Advertisement
NY Regulators Okay Goldman's Sale of Litton to Ocwen With Anti-Robo-Signing Measures in Place
New York State Superintendent of Financial Services Benjamin M. Lawsky has announced that New York’s Department of Financial Services and the New York State Banking Department have entered into an agreement with Goldman Sachs Bank, Ocwen Financial Corporation and Litton Loan Servicing LP to adhere to landmark new Mortgage Servicing Practices. The agreement was required by the Superintendent as a condition to allowing Ocwen’s acquisition of Goldman Sachs’ mortgage servicing subsidiary, Litton. With the Litton acquisition, Ocwen’s mortgage servicing entity, Ocwen Loan Servicing LLC, will become the 12th largest servicer in the nation, handling a very large number of customers in foreclosure or facing possible foreclosure.
“This agreement provides important consumer protections for homeowners who have found themselves in dire straits due to the financial crisis,” said Superintendent Lawsky. “Our agreement sets a new higher standard for the residential mortgage servicing industry, whose troubling foreclosure and servicing practices we have been investigating along with other regulators across the country. Goldman Sachs, Ocwen and Litton have now all agreed to put the rights of homeowners ahead of their profit margins by implementing these changes.”
As a further condition to his issuance of a “No Objection” letter on the Litton acquisition, Lawsky obtained a commitment from Goldman Sachs to assist affected homeowners by writing down approximately $53 million in unpaid principal. Goldman’s commitment will forgive 25 percent of the principal balance on all 60-day delinquent home loans in New York serviced by Litton and owned by Goldman Sachs as of Aug. 1.
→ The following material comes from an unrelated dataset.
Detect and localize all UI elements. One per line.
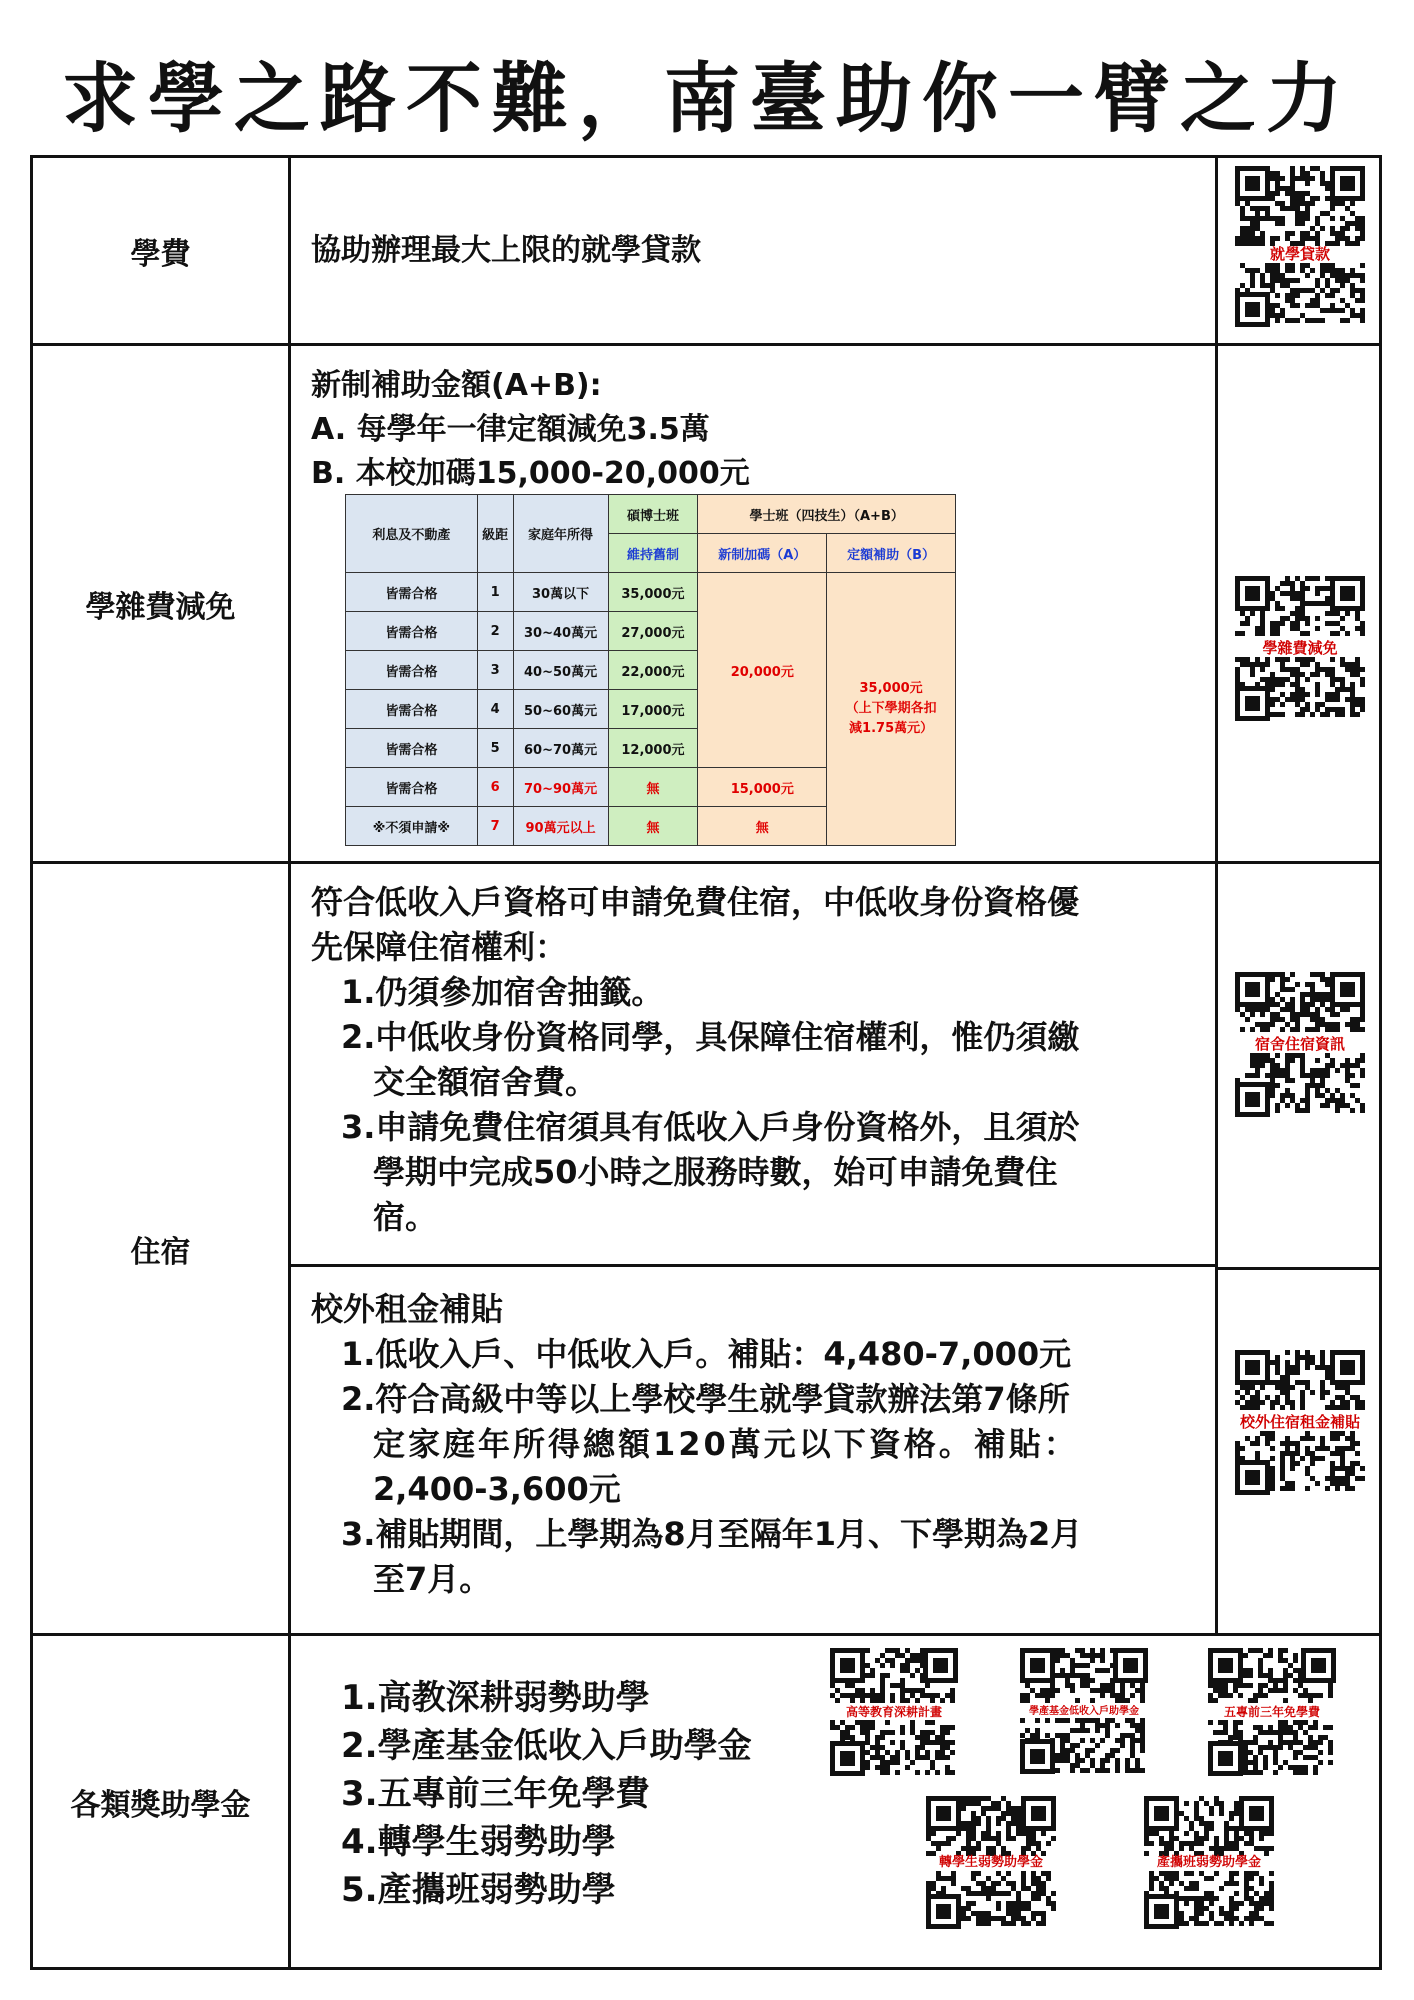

The agreement is a condition of the acquisition and does not preclude any future investigations of past practices or release any future claims or actions whatsoever.
The new Agreement on Mortgage Servicing Practices that Goldman, Ocwen and Litton have signed makes important changes in the mortgage servicing industry, including the robo-signing controversy; weak internal controls and oversight that compromised the accuracy of foreclosure documents; unfair and improper practices in connection with eligible borrowers’ attempts to obtain loan modifications of their mortgages or other loss mitigation, including improper denials of loan modifications; and imposition of improper fees by servicers.
The Mortgage Servicing Practices Agreement makes the following changes:
►Ends robo-signing and imposes staffing and training requirements that will prevent Robo-signing.
►Requires servicers to withdraw any pending foreclosure actions in which filed affidavits were robo-signed or otherwise not accurate.
►Requires servicers to provide a dedicated Single Point of Contact (SPOC) representative for all borrowers seeking loss mitigation or in foreclosure, preventing borrowers from getting the runaround by being passed from one person to another. It also restricts referral of borrowers to foreclosure when they are engaged in pursuing loan modifications or loss mitigation.
►Requires servicers to ensure that any force-placed insurance be reasonably priced in relation to claims incurred, and prohibits force-placing insurance with an affiliated insurer.
►Imposes more rigorous pleading requirements in foreclosure actions to ensure that only parties and entities possessing the legal right to foreclose can sue borrowers.
►For borrowers found to have been wrongfully foreclosed upon, requires servicers to ensure that their equity in the property is returned, or, if the property was sold, compensate the borrower.
►Imposes new standards on servicers for application of borrowers’ mortgage payments to prevent layering of late fees and other servicer fees and use of suspense accounts in ways that compounded borrower delinquencies and defaults.
►Requires servicers to strengthen oversight of foreclosure counsel and other third-party vendors, and imposes new obligations on servicers to conduct regular reviews of foreclosure documents prepared by counsel and to terminate foreclosure attorneys whose document practices are
problematic or who are sanctioned by a court.
Ocwen and Litton are immediately taking steps to implement these servicing practices. Goldman, which is exiting the mortgage servicing business with the sale of Litton, has agreed to adopt these servicing practices if it should ever reenter the servicing industry.